Понимаешь? Поздно. Мы все обсудили — дальше говорить
бессмысленно. Я еду одна. Если ты поднимешься на борт, я сойду с
катера.
На какую-то долю секунды мне показалось, что этим все и кончится, но
первое предчувствие меня не обмануло. Борис поднялся с
кресла и медленно пошел по направлению к двери. На полпути он
остановился, засунул руку за пазуху, словно у него закололо
сердце, и развернулся к Маше. В руке его блеснула вороненая
сталь. Я метнул взгляд на Марию и по ее глазам понял, что в
руках у Бориса не детский пугач, не газовый пистолет, а самый
что ни на несть настоящий. Потом я перевел взгляд на Бориса
— кажется, он сжег за собой все мосты.
— И что ты собираешься делать? — спросила она его.
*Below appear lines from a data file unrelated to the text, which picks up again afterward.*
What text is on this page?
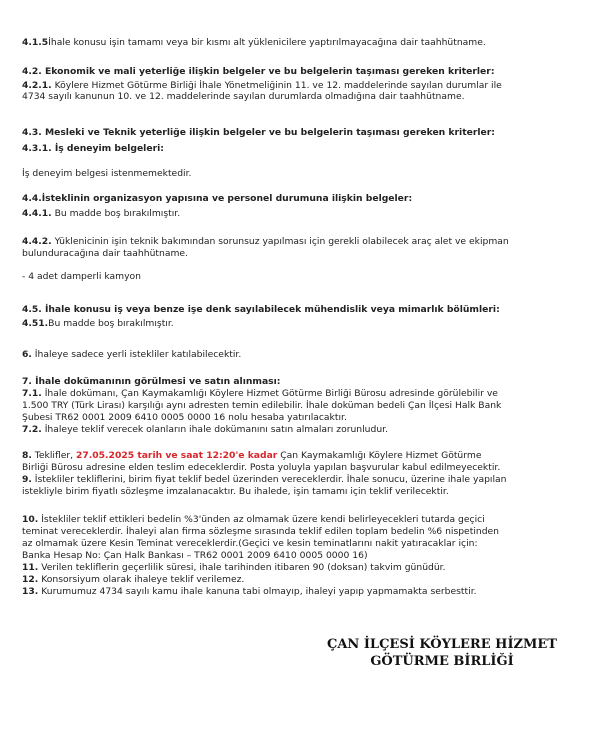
4.1.5İhale konusu işin tamamı veya bir kısmı alt yüklenicilere yaptırılmayacağına dair taahhütname.
4.2. Ekonomik ve mali yeterliğe ilişkin belgeler ve bu belgelerin taşıması gereken kriterler:
4.2.1. Köylere Hizmet Götürme Birliği İhale Yönetmeliğinin 11. ve 12. maddelerinde sayılan durumlar ile
4734 sayılı kanunun 10. ve 12. maddelerinde sayılan durumlarda olmadığına dair taahhütname.
4.3. Mesleki ve Teknik yeterliğe ilişkin belgeler ve bu belgelerin taşıması gereken kriterler:
4.3.1. İş deneyim belgeleri:
İş deneyim belgesi istenmemektedir.
4.4.İsteklinin organizasyon yapısına ve personel durumuna ilişkin belgeler:
4.4.1. Bu madde boş bırakılmıştır.
4.4.2. Yüklenicinin işin teknik bakımından sorunsuz yapılması için gerekli olabilecek araç alet ve ekipman
bulunduracağına dair taahhütname.
- 4 adet damperli kamyon
4.5. İhale konusu iş veya benze işe denk sayılabilecek mühendislik veya mimarlık bölümleri:
4.51.Bu madde boş bırakılmıştır.
6. İhaleye sadece yerli istekliler katılabilecektir.
7. İhale dokümanının görülmesi ve satın alınması:
7.1. İhale dokümanı, Çan Kaymakamlığı Köylere Hizmet Götürme Birliği Bürosu adresinde görülebilir ve
1.500 TRY (Türk Lirası) karşılığı aynı adresten temin edilebilir. İhale doküman bedeli Çan İlçesi Halk Bank
Şubesi TR62 0001 2009 6410 0005 0000 16 nolu hesaba yatırılacaktır.
7.2. İhaleye teklif verecek olanların ihale dokümanını satın almaları zorunludur.
8. Teklifler, 27.05.2025 tarih ve saat 12:20'e kadar Çan Kaymakamlığı Köylere Hizmet Götürme
Birliği Bürosu adresine elden teslim edeceklerdir. Posta yoluyla yapılan başvurular kabul edilmeyecektir.
9. İstekliler tekliflerini, birim fiyat teklif bedel üzerinden vereceklerdir. İhale sonucu, üzerine ihale yapılan
istekliyle birim fiyatlı sözleşme imzalanacaktır. Bu ihalede, işin tamamı için teklif verilecektir.
10. İstekliler teklif ettikleri bedelin %3'ünden az olmamak üzere kendi belirleyecekleri tutarda geçici
teminat vereceklerdir. İhaleyi alan firma sözleşme sırasında teklif edilen toplam bedelin %6 nispetinden
az olmamak üzere Kesin Teminat vereceklerdir.(Geçici ve kesin teminatlarını nakit yatıracaklar için:
Banka Hesap No: Çan Halk Bankası – TR62 0001 2009 6410 0005 0000 16)
11. Verilen tekliflerin geçerlilik süresi, ihale tarihinden itibaren 90 (doksan) takvim günüdür.
12. Konsorsiyum olarak ihaleye teklif verilemez.
13. Kurumumuz 4734 sayılı kamu ihale kanuna tabi olmayıp, ihaleyi yapıp yapmamakta serbesttir.
ÇAN İLÇESİ KÖYLERE HİZMET
GÖTÜRME BİRLİĞİ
Наверное, все можно было еще исправить до этого момента, но,
спрашивая его, она хмыкнула — рот ее скривился в презрительной
усмешке — и после этого обратного пути у Бориса уже не было. Он
поднял пистолет на Машу — в ее глазах появилось смятение —
потом неожиданно развернул руку на девяносто градусов и
выстрелил в учительницу. Ее широко раскрытые глаза смотрели прямо
на меня; наверное, в аду — если в аду людям даровано зрение
— они смотрят друг на друга такими глазами. После громкого
выстрела в маленьком помещении наступила тишина. Даже дети
Мышиных не закричали; вместо этого они прижались к своей
матери, и она, положив их головы к себе на грудь, крепко обняла
их руками.
Я утверждаю — и пусть первым в меня бросит камень тот, кто докажет
мою неправоту — я утверждаю: время может останавливаться — и
я тому свидетель. Да, время может останавливаться точно так
же, как оно остановилось в тот момент, когда Борис развернул
руку в мою сторону. Пикирующая муха, быть может, последняя
муха этого года, замерла в воздухе, и я смотрел на нее,
повисшую в двух метрах от меня — между мной и черным дулом
пистолета — словно мог высмотреть в ней какую-то тайну, жить без
которой дальше невозможно. Тайна. Открылась ли мне она
тогда? Не знаю. Смерть, в сущности, вещь скучная, и ни думать, ни
писать о ней я не желаю. Но все же кое-что стало для меня
очевидно в тот момент. Каждый из нас — мертвец, и каждый из
нас ждет своей очереди на заклание.
Потом я услышал какой-то щелчок и вдруг понял, что повисшая в
воздухе муха — это пуля. Время снова обрушилось на меня, как
рушится проливной дождь на тело иссушенного зноем города,
прибивая к земле клубами стоящую в воздухе пыль. Со стеклянным
звоном на мраморный пол упала гильза. Я видел ее, видел ее, не
чувствуя боли, и это могло значить в этот момент лишь одно —
я все еще жив.
— Не надо,— чуть слышно прошептали мои губы.— Не надо.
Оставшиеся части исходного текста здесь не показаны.